The UA Schola Cantorum choir will tour Belgium for the first time in May, as part of a biennial program within the choir.
The Schola Cantorum, Latin for “School of Singers,” was founded in 1957, by Richard Brothers, a professor of music. It is comprised of 32 male and female singers, both in undergraduate and graduate programs on campus, according to the UA website.
The choir will tour the country, performing in various cities along the way. In the last trip, the choir went to Puerto Rico, said Stephen Caldwell, director of Choral Activities.
Part of his job is to reach out into the greater international community, he said.
These trips are treated in the same way as study abroad trips, however, they are not for credit.
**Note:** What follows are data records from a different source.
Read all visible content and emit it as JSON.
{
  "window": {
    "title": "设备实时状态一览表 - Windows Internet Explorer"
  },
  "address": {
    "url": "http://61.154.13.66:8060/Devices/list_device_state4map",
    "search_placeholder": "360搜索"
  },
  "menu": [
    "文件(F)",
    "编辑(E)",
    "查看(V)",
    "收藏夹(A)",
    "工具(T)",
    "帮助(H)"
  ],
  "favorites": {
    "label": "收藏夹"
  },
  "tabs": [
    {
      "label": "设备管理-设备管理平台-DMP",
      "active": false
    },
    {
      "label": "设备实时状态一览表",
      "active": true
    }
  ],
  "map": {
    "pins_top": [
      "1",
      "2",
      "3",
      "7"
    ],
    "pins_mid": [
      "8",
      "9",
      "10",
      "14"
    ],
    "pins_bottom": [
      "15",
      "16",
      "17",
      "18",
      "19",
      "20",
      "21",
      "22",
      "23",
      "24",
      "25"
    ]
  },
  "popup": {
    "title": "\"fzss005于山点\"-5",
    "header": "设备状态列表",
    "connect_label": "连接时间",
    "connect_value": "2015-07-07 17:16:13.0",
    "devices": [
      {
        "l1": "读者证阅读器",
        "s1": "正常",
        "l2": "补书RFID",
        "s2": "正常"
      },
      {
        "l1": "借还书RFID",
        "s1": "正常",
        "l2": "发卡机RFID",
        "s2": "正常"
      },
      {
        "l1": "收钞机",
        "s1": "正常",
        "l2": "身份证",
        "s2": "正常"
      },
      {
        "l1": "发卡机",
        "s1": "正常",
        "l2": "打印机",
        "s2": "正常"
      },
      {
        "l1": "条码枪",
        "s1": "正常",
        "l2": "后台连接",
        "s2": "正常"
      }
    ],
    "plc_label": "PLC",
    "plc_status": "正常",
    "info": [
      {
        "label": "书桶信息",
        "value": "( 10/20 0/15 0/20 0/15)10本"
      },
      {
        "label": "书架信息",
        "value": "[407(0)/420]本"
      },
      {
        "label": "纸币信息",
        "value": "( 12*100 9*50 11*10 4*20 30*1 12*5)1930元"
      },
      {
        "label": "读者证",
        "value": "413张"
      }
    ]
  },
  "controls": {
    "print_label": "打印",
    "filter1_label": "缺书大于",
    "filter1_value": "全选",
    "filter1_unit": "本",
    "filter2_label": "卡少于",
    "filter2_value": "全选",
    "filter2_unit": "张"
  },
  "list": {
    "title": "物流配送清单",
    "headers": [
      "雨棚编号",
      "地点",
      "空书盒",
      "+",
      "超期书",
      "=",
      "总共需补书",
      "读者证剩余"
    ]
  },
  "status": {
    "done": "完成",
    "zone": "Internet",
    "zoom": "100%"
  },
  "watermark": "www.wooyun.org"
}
Nevertheless, they are organized through the Study Abroad Office.
“Each of these tours are concert tours; it is the primary reason why we do this,” Caldwell said.
Caldwell said he has been working for the past two years to schedule concerts in Brussels, Antwerp, Bruges, Ghent, Flanders and Maastricht.
For the 10 days they will be there, they will have six formal concerts scheduled, and a variety of smaller, more informal singing opportunities, he said.
Because the Tournai Cathedral is undergoing renovations, the choir cannot perform there, he said.
“Instead, we’re going to give a concert in a church across the town square, but we are going to sing informally in the church amongst the construction,” Caldwell said.
The choir will do this “for the opportunity to sing in that space, to sing some music that was written for that space,” he said.
Additionally, the choir will perform at the World War I Monument in Flanders. This not a formal concert, but members get together in a nice space and will sing a few pieces for that space, Caldwell said.
“Every time we do this, passersby stop and listen to us sing one or two pieces and everyone goes on their way,” he said.
Additionally, the Schola Cantorum will be performing at the universities in Antwerp and Maastricht.
For each student in the Schola Cantorum, the total written cost is about $3,000, and students pay a variety of amounts. Students going on the trip do some fundraising, Caldwell said.
Students did a silent auction Dec. 10, 2015 as part of the last concert of the year, in which they raised about $500.
“It all adds up over the course of a year’s worth of student fundraising,” Caldwell said.
The university department picks up as much as it can. The cost for the whole trip for 38 people is almost $110,000, which is not a cost the university can absorb entirely, he said.
At the end of the year, the choir ends up with several thousand dollars that can help decrease the overall cost per student. Another option is to start adding things to the trip such as more meals or group activities, and the students will decide how they will distribute their own fundraising that they did this year, Caldwell said.
Senior member Zachary Winn said he is looking forward to singing in unique performance spaces.
“We have several Renaissance pieces written by composers who lived in what is now Belgium, and the churches which they composed the music for are still standing,” he said. “While we are in Belgium we will have the opportunity to perform certain pieces.”
Winn also went on the trip to Puerto Rico in 2014, when the choir traveled to San Juan and Ponce to perform in churches, universities and schools.
“I remember that the locals loved our rendition of their national anthem, ‘La Boriqueña’,” he said.
The Schola Cantorum participated in fundraising events at Zaxby’s last fall, held bake sales in the music buildings and sold Schola Cantorum merchandise, Winn said.
“Personally, I’ve been working for the churches as a freelance vocalist and doing odd jobs to get the money together,” Winn said.
Junior member Erin Horner said she is looking forward to singing in cathedrals and visiting the Bastogne War Museum. This is her first trip abroad with Schola Cantorum, and the first time in 10 years the choir will visit Europe.
“Dr. Caldwell picked Belgium because the country itself is divided into different language regions; it’s like visiting a couple of countries in one,” Horner said.